How neuroscience enables better Artificial Intelligence design
Amber D. Marcu, Ph.D.
2x Fortune 50 People Leader of Digital Transformation in Learning, Development, & Innovation. Passionate Applied Researcher of Data, Insights, & AI for better Behavior Change via Learning Science & Change Management.
Here's another one of my "learning nerdism" shares. I love this kind of overlap.
I'm sharing this from the daily Bing News for Professionals newsletter Industry Spotlights I get via email. Much of what I wrote below is paraphrasing and directly quoted from the original story. I encourage you to read all of Justin Lee's article yourself at: https://medium.com/swlh/how-neuroscience-enables-better-artificial-intelligence-design-5d254098470b
Summary
"one element that is often overlooked is a combination of science and engineering: the use of both theoretical and experimental neuroscience. Neuroscience has made several pivotal contributions to AI development ... 'The fundamental questions cognitive neuroscientists and computer scientists seek to answer are similar,' says Aude Oliva of MIT. 'They have a complex system made of components — for [neuroscience], it’s called neurons, and for [AI], it’s called units.'"

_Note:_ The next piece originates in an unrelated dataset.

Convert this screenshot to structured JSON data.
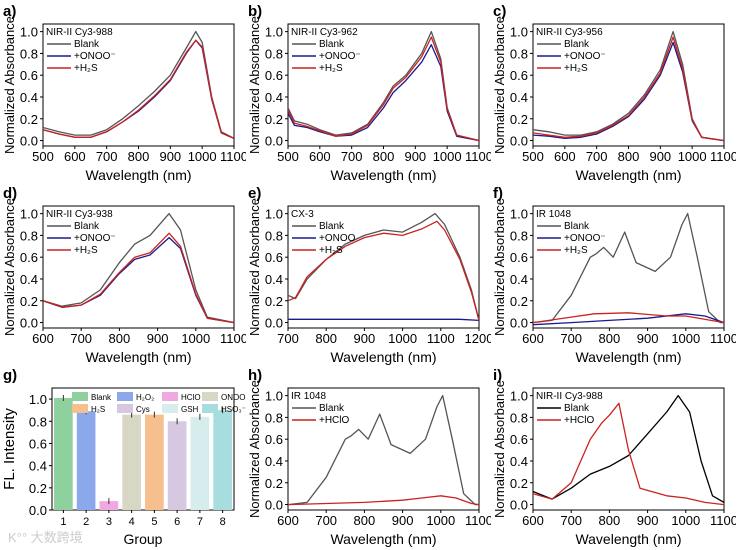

Why this matters to us as learning professionals
"To build super-intelligent machines, we must gain a deeper understanding of the human brain. Equally, exploring AI can help us gain a better understanding on what’s going on in our own heads."
Definitions & How they are connected
- Cognitive science - an offshoot of human psychology and is literally the study of cognition, or thought. It includes language, problem-solving, decision-making, and perception, especially consciously aware understanding. Cognitive science started with those higher-level behavioral traits that were observable or testable and asked what is going on inside the mind or brain to make that possible.
- Neuroscience - a strand of biology based on the study of the anatomy and physiology of the human brain, including structures, neurons and molecules. It studies how the brain works in terms of mechanics, functions and systems in order to create recognizable behaviors.
- Artificial Neural Network (ANN) - a simplified, computational model of a biological brain ... a way of detecting patterns.
- Deep Learning - (a subset of AI) is mostly [about] architecture as opposed to its resemblance to the human brain.
Cognitive theories and AI relationship/design
- Associationism
- Associative structures
- Connectionism
AI Limitations (+1 for humans!)
- It's "forgetful" - "relearning a new task often erases the established connections. This leads to catastrophic forgetting: when the AI learns the new task, it overwrites the previous one."
- It lacks the ability to interact through sensory and motor experiences. "It's the sort of common sense that humans have, an intuition about the world that’s hard to describe but extremely useful for the daily problems we face."
- An inability to imagine or innovate - "Imagination and innovation relies on models we’ve already built about our world, and extrapolating new scenarios from them."
Where neuroscience & AI intersect
"while logic-based methods and theoretical mathematical models have dominated traditional approaches to AI, neuroscience can complement these approaches by identifying classes of biological computation that could be critical to cognitive functions." In short, we can take what we know about our brains to inform new ways to design AI.
Consider biological and cognitive functions of:
- Pruning - "the fact that humans will forget things that don’t matter to them."
- Learning transfer - "To be able to process unique situations, AI agents need to be able to reference existing knowledge to make informed decisions." People can do this very well, learning from one seemingly unrelated situation and transferring that learning across domains to be used in a new situation. Machines struggle with this, although "a new type of network architecture called a ‘progressive network’ can use knowledge from one video game to determine another."
- "This suggests there is massive potential for AI research to learn from neuroscience."
Neuroscience also benefits from AI research.
- Consider "reinforcement learning. "Modern neuroscience, for all its powerful imaging tools and optogenetics, has only just begun unraveling how neural networks support higher intelligence."
In conclusion
"This mutual investment is crucial for progress in both fields.
- "Researchers can explore neuroscience in the quest to develop AI and push forward scientific discovery. And
- "examining AI in correlation with neuroscience could help us explore some of life’s greatest mysteries, such as creativity, imagination, dreams and consciousness."